Make sure KBIN_STORAGE_URL in your .env configuration file is set to be https://yourdomain.tld/media.

You can also serve those media files on another server by mirroring the files at storage/media and changing KBIN_STORAGE_URL correspondingly.

tip

S3 can also be utilized to store images in the cloud. Just fill in the S3_ fields in .env and Mbin will take care of the rest. See this page for more info.

Running behind a reverse proxy

A reverse proxy is unneeded with this Docker setup, as HTTPS is automatically applied through the built in Caddy server. If you'd like to use a reverse proxy regardless, then you'll need to make a few changes:

  1. In .env, change your SERVER_NAME to ":80":
SERVER_NAME=":80"
  1. In compose.override.yaml, add CADDY_GLOBAL_OPTIONS: auto_https off to your php service environment:
services:
php:
environment:
CADDY_GLOBAL_OPTIONS: auto_https off
  1. Also in compose.override.yaml, add !override to your php ports to override the current configuration and add your own based on what your reverse proxy needs:
services:
php:
ports: !override
- 8080:80

In this example, port 8080 will connect to your Mbin server.

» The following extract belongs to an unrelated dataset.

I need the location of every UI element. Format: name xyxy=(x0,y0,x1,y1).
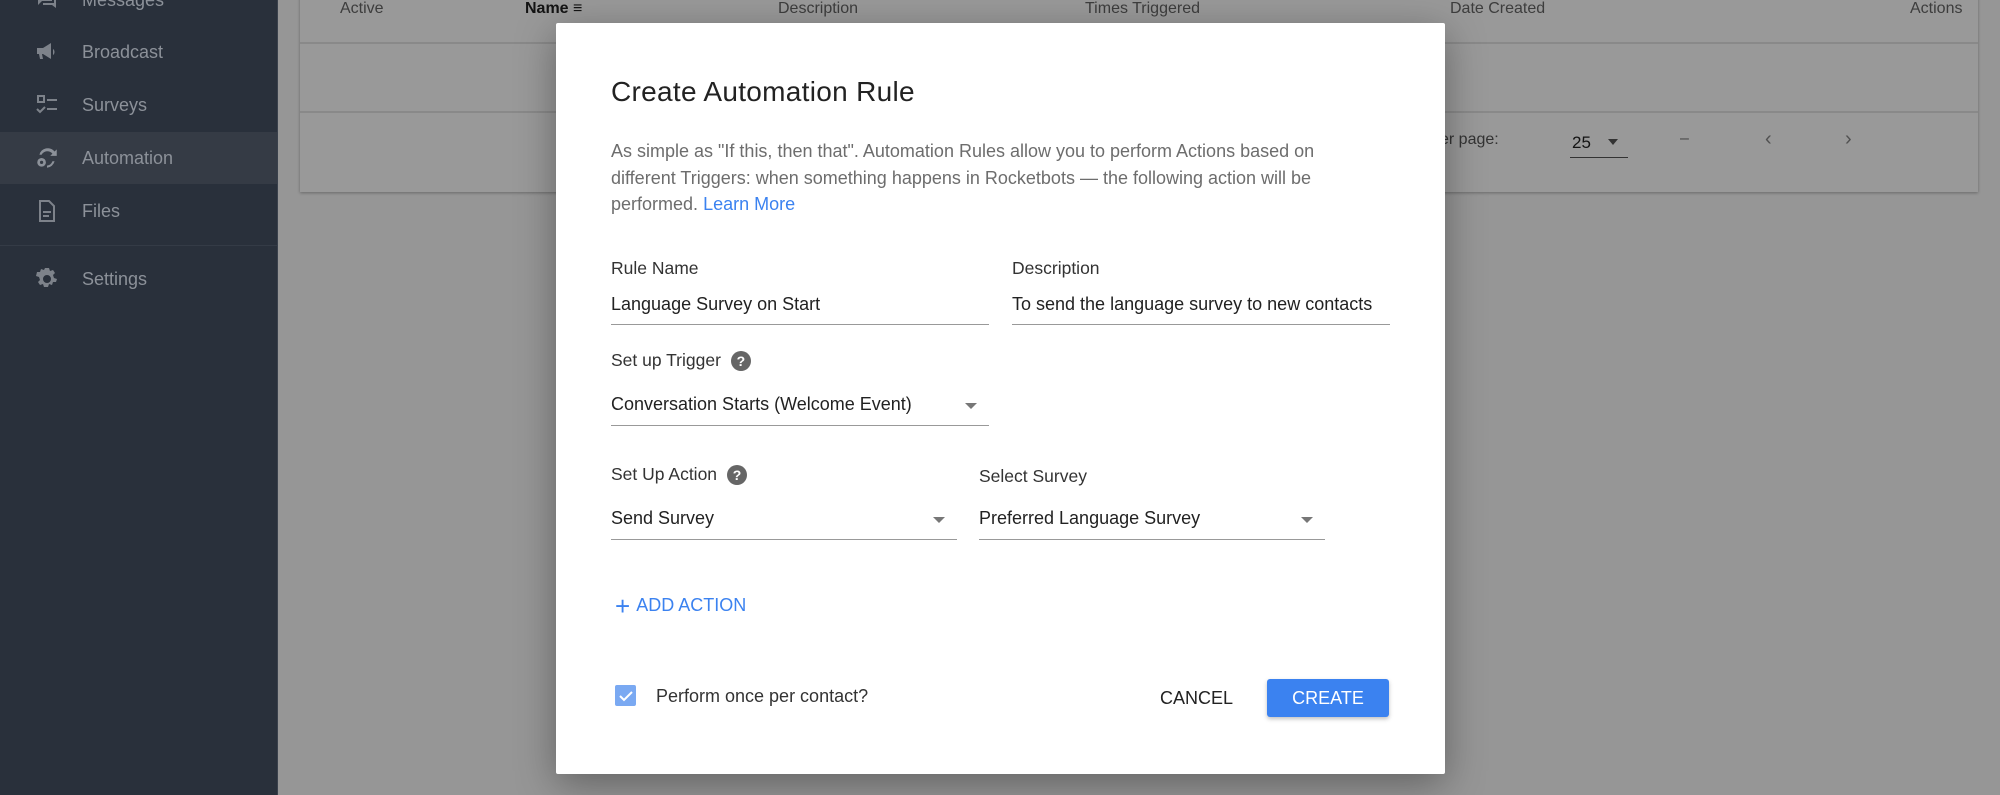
sidebar-overlay-spacer xyxy=(0,0,278,795)
trigger-select-value: Conversation Starts (Welcome Event) xyxy=(611,394,912,414)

  1. Make sure your reverse proxy correctly sets the common X-Forwarded headers (especially X-Forwarded-Proto). This is needed so that both rate limiting works correctly, but especially so that your server can detect its correct outward facing protocol (HTTP vs HTTPS).
warning

TRUSTED_PROXIES in .env needs to be a valid value (which is the default) in order for your server to work correctly behind a reverse proxy.

tip

In order to verify your server is correctly detecting it's public protocol (HTTP vs HTTPS), visit /.well-known/nodeinfo and look at which protocol is being used in the href fields. A public server should always be using HTTPS and not contain port numbers (i.e., https://DOMAINHERE/).

Running the containers

By default docker compose will execute the compose.yaml and compose.override.yaml files.

Run the container in the background (-d means detach, but this can also be omitted for testing or debugging purposes):

docker compose up -d

See your running containers via: docker ps.

This docker setup comes with automatic HTTPS support. Assuming you have set up your DNS and firewall (allow ports 80 & 443) configured correctly, then you should be able to access the new instance via your domain.

note

If you specified localhost as your domain, then a self signed HTTPS certificate is provided and you should be able to access your instance here: https://localhost.

You can also access the RabbitMQ management UI via http://localhost:15672.

warning

Be sure not to forget the Mbin first setup instructions in order to create your admin user, random magazine, and AP & Push Notification keys.